Regardless of the fact that they used non-server CPU as a server CPU for game hosting service, the CPU was configured/allowed to operate in critical conditions by the manufacturer itself.
Well, Intel was supporting the whole Extreme profile theory for a while now and has been giving the motherboard makers free hand. This whole scandal was about to happen.
The main differentiating factors between consumer and enterprise CPU's are supported features, level of support and performance. Not their ability to run a certain workload for xx minutes on a specific SKU without failure with some kind of MTBF metric. Indeed. If degradation really is happening due to excessive voltage and microcode like Intel says then ALL 13th and 14th gen CPU's that are in use are already degraded. It's not a matter of IF they will fail, it's a matter of WHEN they will fail. Any further fixes to voltage only slows down further degradation but the damage is already done. There is no way to reverse the damage that has already been done at silicon level.
10 cores, 4 memory channels, AVX512, Even Plays Ultra BluRay disks
Personally, I'd prefer getting back money to getting CPU replacement. It's been multiple times proven that there is more than a slight chance than you will get another affected CPU as a result of the RMA process. In some extreme cases those CPUs died within a week while the old chips started to malfunction after few months.
I just don't get it. This whole thing is about quality assurance - testing, testing, testing. I thought that it was impossible for such issue to emerge past 90's. The QA has really evolved since then. Intel just needed to thoroughly test few SKUs. That actually seems to be quite an easy task compared to AMD's X3D SoC voltage issue - testing the X3D CPUs in all the supported motherboards is near to impossible.
Not sure how a CPU helps play BluRay but ok.
So in summary, they were over volting CPUs (interesting as we have been discussing that board vendors have been applying under volts), and as a result "some" chips have degraded to the point they are unstable, Intel will grant RMA for these chips.
I would like to see a number of years added to that statement for how long they will approve RMA for, because in my opinion it needs to probably be 5 years minimum. Not a joke 1-2 years.

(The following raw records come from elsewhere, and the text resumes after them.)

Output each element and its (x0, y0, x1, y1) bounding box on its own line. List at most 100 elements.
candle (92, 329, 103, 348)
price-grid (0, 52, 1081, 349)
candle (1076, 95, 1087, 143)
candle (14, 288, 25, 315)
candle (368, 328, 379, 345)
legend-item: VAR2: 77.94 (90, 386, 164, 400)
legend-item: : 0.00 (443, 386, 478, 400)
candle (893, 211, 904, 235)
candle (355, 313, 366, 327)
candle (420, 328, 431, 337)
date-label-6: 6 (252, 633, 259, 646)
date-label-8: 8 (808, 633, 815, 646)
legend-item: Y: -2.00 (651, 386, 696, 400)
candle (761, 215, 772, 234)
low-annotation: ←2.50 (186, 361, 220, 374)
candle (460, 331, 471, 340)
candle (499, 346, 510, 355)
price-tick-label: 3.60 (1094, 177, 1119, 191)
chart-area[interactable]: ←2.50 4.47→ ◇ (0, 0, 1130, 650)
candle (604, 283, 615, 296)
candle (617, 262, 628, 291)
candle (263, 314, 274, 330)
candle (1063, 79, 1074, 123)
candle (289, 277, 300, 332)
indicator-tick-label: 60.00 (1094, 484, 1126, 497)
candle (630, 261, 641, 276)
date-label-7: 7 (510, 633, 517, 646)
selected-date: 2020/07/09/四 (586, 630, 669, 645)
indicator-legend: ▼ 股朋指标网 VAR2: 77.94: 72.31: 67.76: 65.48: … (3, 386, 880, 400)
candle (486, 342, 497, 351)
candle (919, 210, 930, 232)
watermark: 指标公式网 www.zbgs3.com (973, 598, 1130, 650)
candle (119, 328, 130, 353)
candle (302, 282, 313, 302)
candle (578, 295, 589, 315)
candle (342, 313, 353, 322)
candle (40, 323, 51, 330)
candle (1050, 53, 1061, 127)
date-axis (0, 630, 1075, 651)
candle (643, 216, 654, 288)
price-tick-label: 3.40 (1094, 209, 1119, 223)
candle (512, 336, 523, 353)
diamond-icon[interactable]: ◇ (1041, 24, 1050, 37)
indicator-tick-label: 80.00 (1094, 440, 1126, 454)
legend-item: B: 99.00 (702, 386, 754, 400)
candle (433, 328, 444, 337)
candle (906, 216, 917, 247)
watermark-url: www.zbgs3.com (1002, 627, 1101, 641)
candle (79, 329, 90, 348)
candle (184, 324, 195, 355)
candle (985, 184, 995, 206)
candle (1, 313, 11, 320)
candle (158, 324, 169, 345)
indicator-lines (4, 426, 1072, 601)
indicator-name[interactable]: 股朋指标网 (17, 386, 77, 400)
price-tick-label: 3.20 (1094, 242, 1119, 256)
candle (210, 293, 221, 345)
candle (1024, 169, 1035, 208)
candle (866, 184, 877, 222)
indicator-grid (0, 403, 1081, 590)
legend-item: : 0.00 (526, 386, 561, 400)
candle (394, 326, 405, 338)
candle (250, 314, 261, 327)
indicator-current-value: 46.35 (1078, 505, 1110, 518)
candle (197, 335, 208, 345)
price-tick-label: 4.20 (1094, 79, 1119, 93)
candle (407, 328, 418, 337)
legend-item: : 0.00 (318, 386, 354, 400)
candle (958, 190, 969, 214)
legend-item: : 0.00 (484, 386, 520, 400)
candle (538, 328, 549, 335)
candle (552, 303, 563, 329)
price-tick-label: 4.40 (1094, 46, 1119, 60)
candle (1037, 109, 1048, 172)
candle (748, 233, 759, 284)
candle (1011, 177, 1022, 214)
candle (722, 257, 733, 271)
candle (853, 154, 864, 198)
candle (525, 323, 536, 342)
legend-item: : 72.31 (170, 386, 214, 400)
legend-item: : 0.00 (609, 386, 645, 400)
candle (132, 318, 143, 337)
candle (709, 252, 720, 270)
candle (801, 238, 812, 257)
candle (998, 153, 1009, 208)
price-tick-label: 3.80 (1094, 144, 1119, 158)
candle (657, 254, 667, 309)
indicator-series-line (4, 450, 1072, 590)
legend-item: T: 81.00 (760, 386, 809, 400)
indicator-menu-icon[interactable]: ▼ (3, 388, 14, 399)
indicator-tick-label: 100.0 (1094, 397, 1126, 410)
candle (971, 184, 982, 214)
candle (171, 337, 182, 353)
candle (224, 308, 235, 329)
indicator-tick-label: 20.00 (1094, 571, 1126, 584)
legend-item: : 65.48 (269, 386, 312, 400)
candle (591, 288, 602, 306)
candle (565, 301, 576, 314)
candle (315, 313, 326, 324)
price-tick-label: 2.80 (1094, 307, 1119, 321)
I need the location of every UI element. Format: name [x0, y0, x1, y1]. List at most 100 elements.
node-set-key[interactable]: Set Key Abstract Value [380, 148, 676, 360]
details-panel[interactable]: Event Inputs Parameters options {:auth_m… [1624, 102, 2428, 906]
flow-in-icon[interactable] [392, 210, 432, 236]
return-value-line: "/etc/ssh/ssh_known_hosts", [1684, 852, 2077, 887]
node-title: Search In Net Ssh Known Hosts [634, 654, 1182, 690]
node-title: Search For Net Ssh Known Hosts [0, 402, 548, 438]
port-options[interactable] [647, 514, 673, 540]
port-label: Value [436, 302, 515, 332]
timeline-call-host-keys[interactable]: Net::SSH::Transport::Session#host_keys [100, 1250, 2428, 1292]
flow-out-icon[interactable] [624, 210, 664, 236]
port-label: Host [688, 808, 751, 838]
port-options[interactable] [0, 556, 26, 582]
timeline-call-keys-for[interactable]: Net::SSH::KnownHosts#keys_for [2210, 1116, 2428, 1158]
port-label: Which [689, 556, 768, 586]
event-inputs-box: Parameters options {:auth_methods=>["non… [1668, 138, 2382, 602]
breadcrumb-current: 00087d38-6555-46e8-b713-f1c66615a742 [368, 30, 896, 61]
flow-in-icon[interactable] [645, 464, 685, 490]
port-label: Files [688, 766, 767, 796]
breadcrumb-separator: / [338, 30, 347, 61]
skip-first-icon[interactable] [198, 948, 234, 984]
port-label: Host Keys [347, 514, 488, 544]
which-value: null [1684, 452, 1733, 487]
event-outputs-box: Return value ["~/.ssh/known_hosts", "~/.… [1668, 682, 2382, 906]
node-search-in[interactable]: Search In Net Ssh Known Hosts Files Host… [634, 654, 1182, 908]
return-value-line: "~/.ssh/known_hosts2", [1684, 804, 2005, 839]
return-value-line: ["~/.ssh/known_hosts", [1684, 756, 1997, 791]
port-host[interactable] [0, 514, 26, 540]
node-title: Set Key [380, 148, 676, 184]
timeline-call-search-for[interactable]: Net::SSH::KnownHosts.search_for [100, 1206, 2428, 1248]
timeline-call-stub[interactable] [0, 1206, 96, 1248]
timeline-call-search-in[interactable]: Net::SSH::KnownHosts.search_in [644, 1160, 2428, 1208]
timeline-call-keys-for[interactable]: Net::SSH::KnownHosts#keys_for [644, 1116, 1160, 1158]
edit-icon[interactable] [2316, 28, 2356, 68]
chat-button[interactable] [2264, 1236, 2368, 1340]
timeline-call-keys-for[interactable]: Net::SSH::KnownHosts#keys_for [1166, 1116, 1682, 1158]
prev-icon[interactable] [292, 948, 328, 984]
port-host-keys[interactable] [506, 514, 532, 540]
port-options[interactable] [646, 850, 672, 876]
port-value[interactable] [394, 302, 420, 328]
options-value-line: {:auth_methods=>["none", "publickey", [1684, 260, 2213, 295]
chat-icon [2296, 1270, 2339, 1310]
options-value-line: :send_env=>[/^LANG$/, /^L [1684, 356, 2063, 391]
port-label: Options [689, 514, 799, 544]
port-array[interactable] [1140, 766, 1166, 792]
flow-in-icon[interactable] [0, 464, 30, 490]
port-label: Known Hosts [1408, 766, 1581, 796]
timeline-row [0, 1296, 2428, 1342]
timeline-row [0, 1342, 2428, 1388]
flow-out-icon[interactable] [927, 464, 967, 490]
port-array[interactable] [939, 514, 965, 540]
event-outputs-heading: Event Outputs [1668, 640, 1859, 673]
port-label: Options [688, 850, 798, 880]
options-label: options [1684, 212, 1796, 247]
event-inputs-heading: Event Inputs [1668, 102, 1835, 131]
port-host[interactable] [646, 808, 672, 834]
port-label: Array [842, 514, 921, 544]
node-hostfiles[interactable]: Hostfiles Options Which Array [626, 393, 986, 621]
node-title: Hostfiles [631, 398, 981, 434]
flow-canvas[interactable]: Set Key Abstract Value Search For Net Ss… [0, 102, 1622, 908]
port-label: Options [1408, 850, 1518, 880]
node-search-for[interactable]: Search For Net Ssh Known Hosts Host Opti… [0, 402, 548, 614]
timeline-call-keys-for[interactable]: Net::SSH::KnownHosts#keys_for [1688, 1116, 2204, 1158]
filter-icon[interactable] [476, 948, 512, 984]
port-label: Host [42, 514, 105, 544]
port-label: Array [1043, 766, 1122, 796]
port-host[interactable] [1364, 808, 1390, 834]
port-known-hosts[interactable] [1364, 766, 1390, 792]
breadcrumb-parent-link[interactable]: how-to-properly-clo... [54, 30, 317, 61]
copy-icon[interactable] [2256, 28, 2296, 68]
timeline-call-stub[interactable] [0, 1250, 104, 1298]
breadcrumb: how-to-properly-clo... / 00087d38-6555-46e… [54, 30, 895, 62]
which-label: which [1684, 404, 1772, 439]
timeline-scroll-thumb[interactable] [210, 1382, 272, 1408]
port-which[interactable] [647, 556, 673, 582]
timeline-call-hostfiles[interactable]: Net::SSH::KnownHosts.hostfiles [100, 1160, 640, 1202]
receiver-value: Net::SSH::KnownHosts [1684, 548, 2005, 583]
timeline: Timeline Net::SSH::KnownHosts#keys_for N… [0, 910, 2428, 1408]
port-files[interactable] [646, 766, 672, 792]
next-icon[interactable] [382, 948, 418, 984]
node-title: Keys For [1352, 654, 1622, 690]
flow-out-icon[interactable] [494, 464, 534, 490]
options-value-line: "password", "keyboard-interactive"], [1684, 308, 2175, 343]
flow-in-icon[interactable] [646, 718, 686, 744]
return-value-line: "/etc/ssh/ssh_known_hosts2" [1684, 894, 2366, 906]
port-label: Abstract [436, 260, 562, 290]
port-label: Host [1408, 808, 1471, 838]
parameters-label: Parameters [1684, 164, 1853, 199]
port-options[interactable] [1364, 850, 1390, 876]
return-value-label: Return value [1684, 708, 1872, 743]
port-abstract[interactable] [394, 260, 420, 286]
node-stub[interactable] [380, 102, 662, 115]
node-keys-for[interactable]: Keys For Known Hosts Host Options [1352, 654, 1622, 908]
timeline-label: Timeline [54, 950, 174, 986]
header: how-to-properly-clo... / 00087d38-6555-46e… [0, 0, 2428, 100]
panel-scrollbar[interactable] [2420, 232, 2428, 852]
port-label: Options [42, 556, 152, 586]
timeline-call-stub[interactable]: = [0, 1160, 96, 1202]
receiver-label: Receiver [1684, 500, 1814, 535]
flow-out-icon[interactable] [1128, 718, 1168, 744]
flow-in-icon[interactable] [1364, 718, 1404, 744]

Luckily I under volt my chip on both cache and core, it is working fine currently. You can apply this to every tech produced, most PC related hardware is "trying something new" when it first appears.

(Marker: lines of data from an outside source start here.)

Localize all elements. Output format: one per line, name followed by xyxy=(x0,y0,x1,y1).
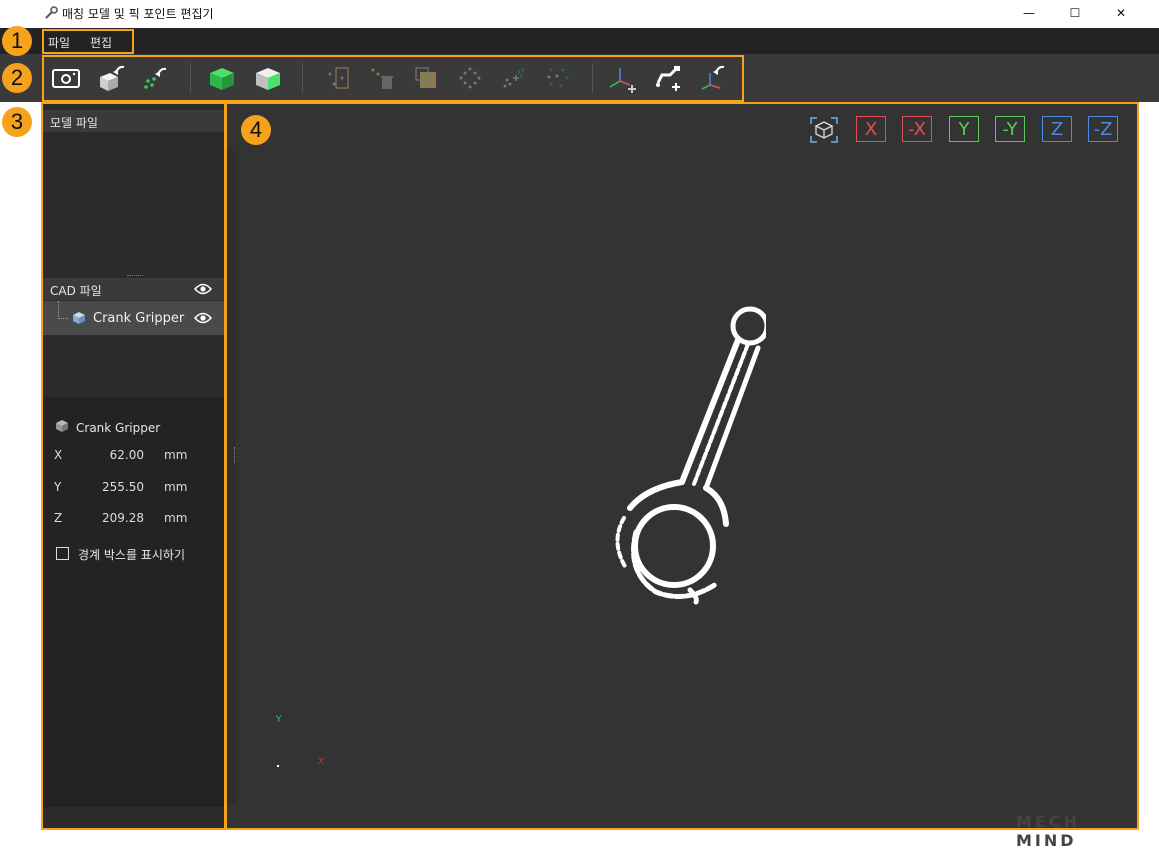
wrench-icon xyxy=(45,6,58,19)
close-button[interactable]: ✕ xyxy=(1098,0,1144,26)
callout-4: 4 xyxy=(241,115,271,145)
callout-1: 1 xyxy=(2,26,32,56)
highlight-menubar xyxy=(42,29,134,54)
menu-bar: 파일 편집 xyxy=(0,28,1159,54)
callout-2: 2 xyxy=(2,63,32,93)
highlight-viewport xyxy=(225,102,1139,830)
title-bar: 매칭 모델 및 픽 포인트 편집기 — ☐ ✕ xyxy=(0,0,1159,28)
maximize-button[interactable]: ☐ xyxy=(1052,0,1098,26)
highlight-toolbar xyxy=(42,55,744,102)
callout-3: 3 xyxy=(2,107,32,137)
window-title: 매칭 모델 및 픽 포인트 편집기 xyxy=(62,7,214,21)
highlight-left-panel xyxy=(41,102,226,830)
minimize-button[interactable]: — xyxy=(1006,0,1052,26)
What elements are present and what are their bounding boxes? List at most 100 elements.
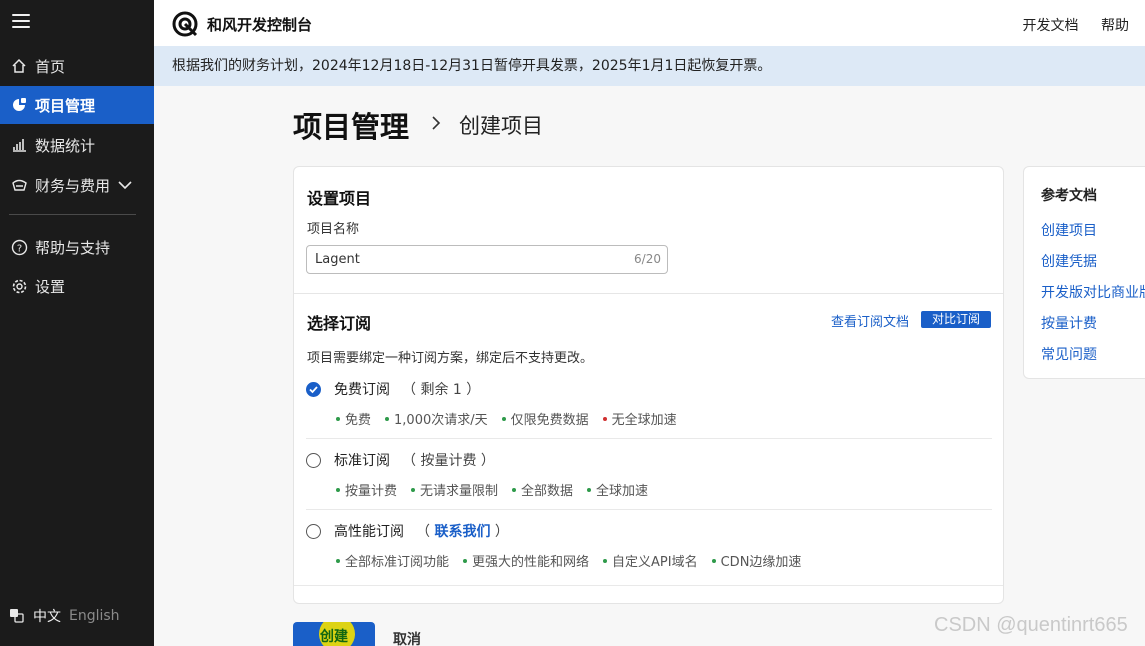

If I didnt buy from a company again after I (or friend) had problems, I would have blacklisted the following companies. There may be more, these are the ones I most easily remember.
AMD - FX degradation making stock unstable
Asus - Failed capacitors and unstable voltages in their "asus optimised" bios.
Asrock - Unsafe voltages in their bios when activating XMP and stock settings exceeding tjmax spec.
BenQ - Monitor with flawed display port (display wont wake up if turned off whilst using display port, system needs to be rebooted to wake up the port on the monitor).
Crucial - SSD shipped with flawed firmware.
EVGA - GPU shipped with unstable v/f curve out of the box.
Gigabyte - GPU shipped with unstable v/f curve out of the box on performance bios.
Kingston - Numerous SSDs failing.
Viewsonic - Failed monitor, and Monitor RMA switcheroo was a replacement with same fault.
My AMD Ryzen 7 7700 (non-X) CPU does everything I use my computer for pretty nicely with little power draw.
source : Exclusif – Processeurs Intel instables : 3 à 4 fois plus souvent en panne, certains définitivement condamnés - Les Numériques (lesnumeriques.com)
IMO, we're good in the CPU space. Its the GPU realm where i'd like to see AMD and/or Intel kick arse! Nvidia's got it too good, a license to bleed the consumer which is never a good thing.
So true this.
Does that make Seagate horribad, avoid at all costs? I don't think so... I'm in an overwhelming minority, and I'm sure some people have had the same ill luck with WD drives dying on them. People just take their clubism to the extreme sometimes.